Marc Crépon
À l’heure de la guerre en Ukraine, la mémoire s’impose comme un autre champ de bataille.
Ce fut, parmi tant d’autres, un signe avant-coureur de la guerre en Ukraine. Le 28 décembre 2021, alors que l’armée russe se positionnait déjà à la frontière ukrainienne, la cour suprême russe annonçait la liquidation de Memorial, l’ONG de défense des droits de l’homme et de préservation de la mémoire des victimes du pouvoir soviétique, mais aussi des exactions de la Russie poutinienne. Elle était assurément depuis longtemps dans le collimateur de la justice. L’acte juridique signifiait néanmoins la volonté définitive du pouvoir de s’attribuer le monopole de la mémoire, et de l’écriture de l’histoire au même titre qu’il exerce celui de la violence dite « légitime ». Aucune voix désormais n’était autorisée à la contester, encore moins à corriger sa vision intéressée du passé. Disons un mot de cet « intérêt » ! Comme le rappelait Václav Havel dans un essai resté célèbre, « le pouvoir des sans pouvoir », le propre des systèmes post-totalitaires est d’entretenir et de défendre brutalement cette « vie dans le mensonge », dont l’idéologie est le principal support. L’étouffement de la vérité leur est à ce point essentiel que toute voix dissidente attachée à la rétablir est perçue comme une menace qu’il s’agit de réduire au silence. Il est vrai que l’édifice des mensonges, sur lesquels reposent lesdits systèmes, ne manque pas d’objets : les réalisations du régime, le respect des droits et des libertés, le bien-être des citoyens, les « bienfaits » du système de gouvernement jugé supérieur à tous les autres, l’hostilité des puissances étrangères et leur volonté prétendument « maléfique ».
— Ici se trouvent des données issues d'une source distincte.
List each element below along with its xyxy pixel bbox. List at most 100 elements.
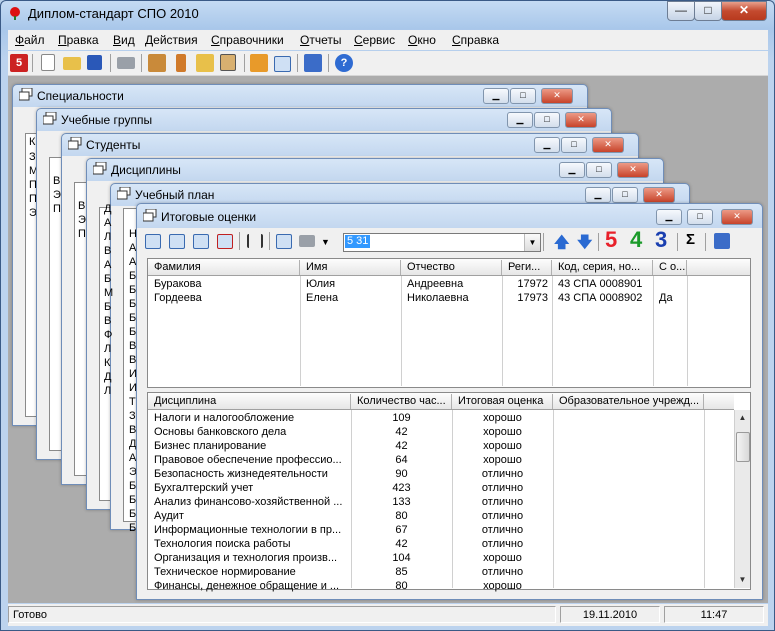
vertical-scrollbar[interactable]: ▲ ▼ — [734, 410, 750, 588]
list-item[interactable]: К — [104, 357, 110, 369]
list-item[interactable]: П — [53, 203, 61, 215]
menu-window[interactable]: Окно — [408, 33, 436, 47]
scroll-down-icon[interactable]: ▼ — [735, 572, 750, 587]
list-item[interactable]: Т — [129, 396, 136, 408]
minimize-button[interactable]: ▁ — [483, 88, 509, 104]
close-button[interactable]: ✕ — [643, 187, 675, 203]
list-item[interactable]: К — [29, 136, 35, 148]
help-icon[interactable]: ? — [335, 54, 353, 72]
menu-reports[interactable]: Отчеты — [300, 33, 342, 47]
maximize-button[interactable]: □ — [612, 187, 638, 203]
maximize-button[interactable]: □ — [586, 162, 612, 178]
minimize-button[interactable]: ▁ — [656, 209, 682, 225]
minimize-button[interactable]: ▁ — [507, 112, 533, 128]
close-button[interactable]: ✕ — [721, 209, 753, 225]
column-header[interactable]: Фамилия — [148, 260, 300, 275]
list-item[interactable]: В — [78, 200, 85, 212]
list-item[interactable]: В — [104, 315, 111, 327]
table-row[interactable]: Безопасность жизнедеятельности 90 отлично — [148, 467, 734, 481]
column-header[interactable]: Количество час... — [351, 394, 452, 409]
list-item[interactable]: Д — [104, 203, 111, 215]
print-icon[interactable] — [299, 235, 315, 247]
menu-edit[interactable]: Правка — [58, 33, 99, 47]
table-row[interactable]: Гордеева Елена Николаевна 17973 43 СПА 00089… — [148, 291, 750, 305]
maximize-button[interactable]: □ — [534, 112, 560, 128]
table-row[interactable]: Организация и технология произв... 104 хор… — [148, 551, 734, 565]
edit-row-icon[interactable] — [169, 234, 185, 249]
close-button[interactable]: ✕ — [592, 137, 624, 153]
column-header[interactable]: Реги... — [502, 260, 552, 275]
column-header[interactable]: Итоговая оценка — [452, 394, 553, 409]
close-button[interactable]: ✕ — [617, 162, 649, 178]
column-header[interactable]: Отчество — [401, 260, 502, 275]
list-item[interactable]: Э — [78, 214, 86, 226]
list-item[interactable]: В — [104, 245, 111, 257]
list-item[interactable]: Ф — [104, 329, 112, 341]
menu-service[interactable]: Сервис — [354, 33, 395, 47]
menu-references[interactable]: Справочники — [211, 33, 284, 47]
save-icon[interactable] — [87, 55, 102, 70]
table-row[interactable]: Финансы, денежное обращение и ... 80 хорош… — [148, 579, 734, 593]
scroll-up-icon[interactable]: ▲ — [735, 410, 750, 425]
grade-4-button[interactable]: 4 — [630, 228, 642, 252]
students-grid[interactable]: Фамилия Имя Отчество Реги... Код, серия,… — [147, 258, 751, 388]
list-item[interactable]: Л — [104, 343, 111, 355]
add-row-icon[interactable] — [145, 234, 161, 249]
menu-view[interactable]: Вид — [113, 33, 135, 47]
table-row[interactable]: Технология поиска работы 42 отлично — [148, 537, 734, 551]
minimize-button[interactable]: ▁ — [585, 187, 611, 203]
minimize-button[interactable]: ▁ — [559, 162, 585, 178]
open-folder-icon[interactable] — [63, 57, 81, 70]
insert-row-icon[interactable] — [193, 234, 209, 249]
table-row[interactable]: Правовое обеспечение профессио... 64 хорош… — [148, 453, 734, 467]
close-button[interactable]: ✕ — [541, 88, 573, 104]
column-header[interactable]: Дисциплина — [148, 394, 351, 409]
table-row[interactable]: Бухгалтерский учет 423 отлично — [148, 481, 734, 495]
print-icon[interactable] — [117, 57, 135, 69]
fill-grades-icon[interactable] — [276, 234, 292, 249]
list-item[interactable]: А — [104, 259, 111, 271]
maximize-button[interactable]: □ — [694, 1, 722, 21]
menu-actions[interactable]: Действия — [145, 33, 198, 47]
table-row[interactable]: Бизнес планирование 42 хорошо — [148, 439, 734, 453]
grade-5-icon[interactable]: 5 — [10, 54, 28, 72]
minimize-button[interactable]: — — [667, 1, 695, 21]
column-header[interactable]: Код, серия, но... — [552, 260, 653, 275]
column-header[interactable]: Имя — [300, 260, 401, 275]
help-book-icon[interactable] — [304, 54, 322, 72]
help-book-icon[interactable] — [714, 233, 730, 249]
close-button[interactable]: ✕ — [565, 112, 597, 128]
list-item[interactable]: М — [104, 287, 113, 299]
list-item[interactable]: П — [78, 228, 86, 240]
list-item[interactable]: Л — [104, 231, 111, 243]
list-item[interactable]: В — [53, 175, 60, 187]
menu-help[interactable]: Справка — [452, 33, 499, 47]
maximize-button[interactable]: □ — [510, 88, 536, 104]
book-icon[interactable] — [250, 54, 268, 72]
maximize-button[interactable]: □ — [561, 137, 587, 153]
move-down-icon[interactable]: 🡇 — [577, 232, 592, 257]
id-card-icon[interactable] — [220, 54, 236, 71]
list-item[interactable]: Л — [104, 385, 111, 397]
new-document-icon[interactable] — [41, 54, 55, 71]
list-item[interactable]: Д — [104, 371, 111, 383]
column-header[interactable]: С о... — [653, 260, 687, 275]
list-item[interactable]: Б — [104, 273, 111, 285]
table-row[interactable]: Анализ финансово-хозяйственной ... 133 отл… — [148, 495, 734, 509]
maximize-button[interactable]: □ — [687, 209, 713, 225]
table-icon[interactable] — [274, 56, 291, 72]
folders-icon[interactable] — [196, 54, 214, 72]
list-item[interactable]: Б — [104, 301, 111, 313]
minimize-button[interactable]: ▁ — [534, 137, 560, 153]
home-icon[interactable] — [148, 54, 166, 72]
menu-file[interactable]: Файл — [15, 33, 45, 47]
list-item[interactable]: З — [29, 151, 36, 163]
table-row[interactable]: Основы банковского дела 42 хорошо — [148, 425, 734, 439]
list-item[interactable]: З — [129, 410, 136, 422]
table-row[interactable]: Информационные технологии в пр... 67 отлич… — [148, 523, 734, 537]
grade-3-button[interactable]: 3 — [655, 228, 667, 252]
table-row[interactable]: Буракова Юлия Андреевна 17972 43 СПА 0008901 — [148, 277, 750, 291]
group-select[interactable]: 5 31 ▼ — [343, 233, 541, 252]
list-item[interactable]: А — [104, 217, 111, 229]
grade-5-button[interactable]: 5 — [605, 228, 617, 252]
Tous ces éléments sont présents en Russie de longue date, mais ils n’auraient pas suffi à justifier la guerre. Pour que celle-ci soit acceptée, voire acclamée, il était nécessaire que la nation paraisse investie d’une mission historique : la restauration de sa « grandeur » passée. II fallait, en d’autres termes, flatter la fierté du peuple russe, exalter la grandeur de son histoire, toutes périodes confondues, à l’exception de la « catastrophe » qu’aurait constituée, au début des années 1990, la dissolution de l’URSS.
Une histoire commune n’implique pas une mémoire commune. La force des démocraties est de le reconnaître.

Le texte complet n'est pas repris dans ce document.